‘NCIS: New Orleans’ Director Diana Valentine on the Fun of Working With New Characters
If you’ve watched any of the NCIS shows or Criminal Minds, chances are you’ve seen an episode directed by Diana Valentine. She stepped behind the camera for NCIS: New Orleans for the first time for Sunday’s episode.
“It was great fun. I got to work with a drone … and the Coast Guard,” she told TV Insider. “There was quite a bit of action in it, so that was all great.”
“Monolith” will see NCIS racing to find a missing woman and her abductors — Sebastian (Rob Kerkovich) is injured when he attempts to prevent the kidnapping but fails — but also offer a peek into the personal life of the newest member of the team, Agent Carter (Charles Michael Davis).
“He was great,” Valentine said of working with Davis and added that she likes exploring new additions on shows. “You can have more fun with it because the character’s not so well-defined as the characters in the show for all those other years.”
She also directed recent episodes of NCIS and NCIS: Los Angeles, and for both, she got to do a bit of romance. “I hadn’t really gotten to do so much [of that] before,” she shared. “I did a little bit on Better Angels, but that was much more of an emotional episode than [LA‘s] ‘The Circle’ was.” That episode brought Anna (Bar Paly) back into Callen’s (Chris O’Donnell) life.
And she’d served as a script supervisor on LA, allowing her to have “a shorthand” with the cast and crew. “You have a relationship that’s already built in, you have a trust that’s built in. It’s a lot of fun,” she explained. “There’s not any kind of having to get to know somebody, which you do when you direct other shows, so it’s like being with your family.”
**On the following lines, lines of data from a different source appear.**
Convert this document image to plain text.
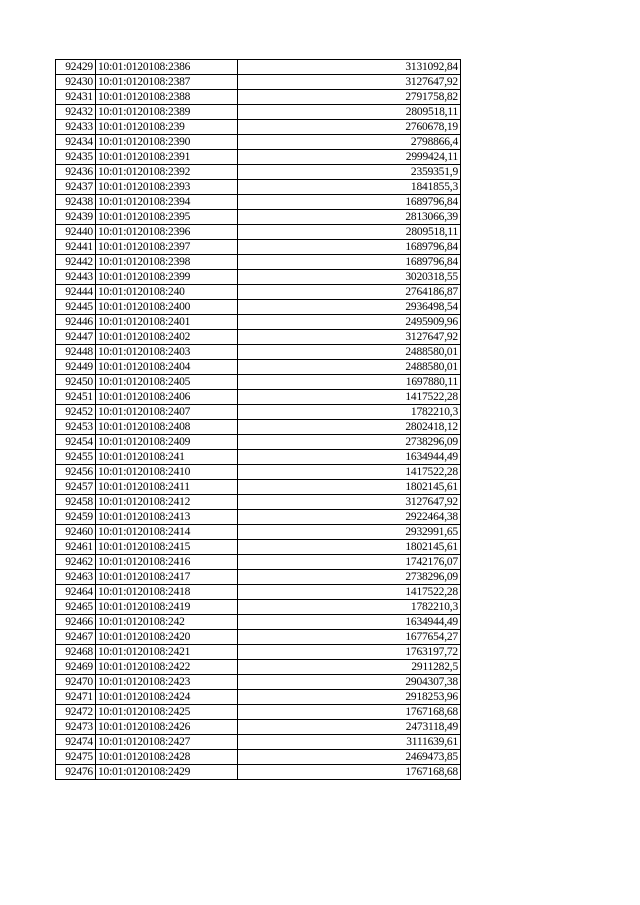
92429	10:01:0120108:2386	3131092,84
92430	10:01:0120108:2387	3127647,92
92431	10:01:0120108:2388	2791758,82
92432	10:01:0120108:2389	2809518,11
92433	10:01:0120108:239	2760678,19
92434	10:01:0120108:2390	2798866,4
92435	10:01:0120108:2391	2999424,11
92436	10:01:0120108:2392	2359351,9
92437	10:01:0120108:2393	1841855,3
92438	10:01:0120108:2394	1689796,84
92439	10:01:0120108:2395	2813066,39
92440	10:01:0120108:2396	2809518,11
92441	10:01:0120108:2397	1689796,84
92442	10:01:0120108:2398	1689796,84
92443	10:01:0120108:2399	3020318,55
92444	10:01:0120108:240	2764186,87
92445	10:01:0120108:2400	2936498,54
92446	10:01:0120108:2401	2495909,96
92447	10:01:0120108:2402	3127647,92
92448	10:01:0120108:2403	2488580,01
92449	10:01:0120108:2404	2488580,01
92450	10:01:0120108:2405	1697880,11
92451	10:01:0120108:2406	1417522,28
92452	10:01:0120108:2407	1782210,3
92453	10:01:0120108:2408	2802418,12
92454	10:01:0120108:2409	2738296,09
92455	10:01:0120108:241	1634944,49
92456	10:01:0120108:2410	1417522,28
92457	10:01:0120108:2411	1802145,61
92458	10:01:0120108:2412	3127647,92
92459	10:01:0120108:2413	2922464,38
92460	10:01:0120108:2414	2932991,65
92461	10:01:0120108:2415	1802145,61
92462	10:01:0120108:2416	1742176,07
92463	10:01:0120108:2417	2738296,09
92464	10:01:0120108:2418	1417522,28
92465	10:01:0120108:2419	1782210,3
92466	10:01:0120108:242	1634944,49
92467	10:01:0120108:2420	1677654,27
92468	10:01:0120108:2421	1763197,72
92469	10:01:0120108:2422	2911282,5
92470	10:01:0120108:2423	2904307,38
92471	10:01:0120108:2424	2918253,96
92472	10:01:0120108:2425	1767168,68
92473	10:01:0120108:2426	2473118,49
92474	10:01:0120108:2427	3111639,61
92475	10:01:0120108:2428	2469473,85
92476	10:01:0120108:2429	1767168,68
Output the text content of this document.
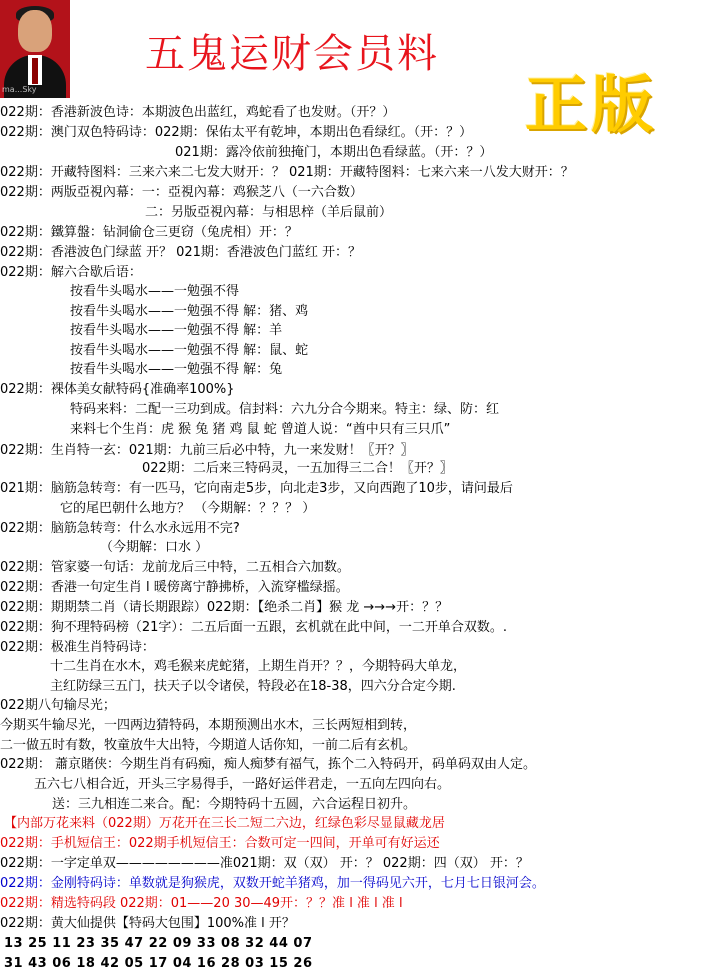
ma...Sky
五鬼运财会员料
正版
022期：香港新波色诗：本期波色出蓝红，鸡蛇看了也发财。（开？）
022期：澳门双色特码诗：022期：保佑太平有乾坤，本期出色看绿红。（开：？）
021期：露冷依前独掩门，本期出色看绿蓝。（开：？）
022期：开藏特图料：三来六来二七发大财开：？ 021期：开藏特图料：七来六来一八发大财开：？
022期：两版亞視內幕：一：亞視內幕：鸡猴芝八（一六合数）
二：另版亞視內幕：与相思梓（羊后鼠前）
022期：鐵算盤：钻洞偷仓三更窃（兔虎相）开：？
022期：香港波色门绿蓝 开？ 021期：香港波色门蓝红 开：？
022期：解六合歇后语：
按看牛头喝水——一勉强不得
按看牛头喝水——一勉强不得 解：猪、鸡
按看牛头喝水——一勉强不得 解：羊
按看牛头喝水——一勉强不得 解：鼠、蛇
按看牛头喝水——一勉强不得 解：兔
022期：裸体美女献特码{准确率100%}
特码来料：二配一三功到成。信封料：六九分合今期来。特主：绿、防：红
来料七个生肖：虎 猴 兔 猪 鸡 鼠 蛇 曾道人说：“酋中只有三只爪”
022期：生肖特一玄：021期：九前三后必中特，九一来发财！〖开？〗
022期：二后来三特码灵，一五加得三二合！〖开？〗
021期：脑筋急转弯：有一匹马，它向南走5步，向北走3步，又向西跑了10步，请问最后
它的尾巴朝什么地方？ （今期解：？？？ ）
022期：脑筋急转弯：什么水永远用不完?
（今期解：口水 ）
022期：管家婆一句话：龙前龙后三中特，二五相合六加数。
022期：香港一句定生肖 l 暖傍离宁静拂桥，入流穿槛绿摇。
022期：期期禁二肖（请长期跟踪）022期：【绝杀二肖】猴 龙 →→→开：？？
022期：狗不理特码榜（21字）：二五后面一五跟，玄机就在此中间，一二开单合双数。.
022期：极准生肖特码诗：
十二生肖在水木，鸡毛猴来虎蛇猪，上期生肖开？？，今期特码大单龙，
主红防绿三五门，扶天子以令诸侯，特段必在18-38，四六分合定今期.
022期八句输尽光；
今期买牛输尽光，一四两边猜特码，本期预测出水木，三长两短相到转，
二一做五时有数，牧童放牛大出特，今期道人话你知，一前二后有玄机。
022期： 蕭京賭侠：今期生肖有码痴，痴人痴梦有福气，拣个二入特码开，码单码双由人定。
五六七八相合近，开头三字易得手，一路好运伴君走，一五向左四向右。
送：三九相连二来合。配：今期特码十五圆，六合运程日初升。
【内部万花来料（022期）万花开在三长二短二六边，红绿色彩尽显鼠藏龙居
022期：手机短信王：022期手机短信王：合数可定一四间，开单可有好运还
022期：一字定单双————————准021期：双（双） 开：？ 022期：四（双） 开：？
022期：金刚特码诗：单数就是狗猴虎，双数开蛇羊猪鸡，加一得码见六开，七月七日银河会。
022期：精选特码段 022期：01——20 30—49开：？？准 l 准 l 准 l
022期：黄大仙提供【特码大包围】100%准 l 开？
13 25 11 23 35 47 22 09 33 08 32 44 07
31 43 06 18 42 05 17 04 16 28 03 15 26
She also had fun with NCIS‘ “Ephemera,” as did everyone involved. “All the actors got to play something other than they were normally playing, so they all embraced it, they all got into it, and I think they all really enjoyed just the chance to do something different after so many years,” Valentine said.
She also knows that a group of fans rooting for a romance between certain characters enjoyed it. “Even though it’s not Bishop and Torres getting together — because they’re playing Art and Annie — it was great for the fans to see the romance and the flirting between them,” she added.
In directing procedurals, she’s shooting what she likes. “I enjoy watching [the genre],” Valentine shared. “I like mysteries. When I read books, which has been a lot lately, I read thrillers and mysteries and all that kind of stuff.”
She’s also “a horror genre buff,” which was why she enjoyed her work on Criminal Minds. “Along with the straight procedural of it, you also got to do the serial killing aspect of it,” she explained. “You got to do a little movie within the procedural when you were dealing with that part of the story.”
She directed seven episodes of the CBS procedural that ended its run after 15 years in February, including one in the final season (“Ghost”). Doing so was “bittersweet,” she admitted, “because we did my last episode tacked onto Season 14, so knowing it was going to be over, working with such great people and great actors was very sad.”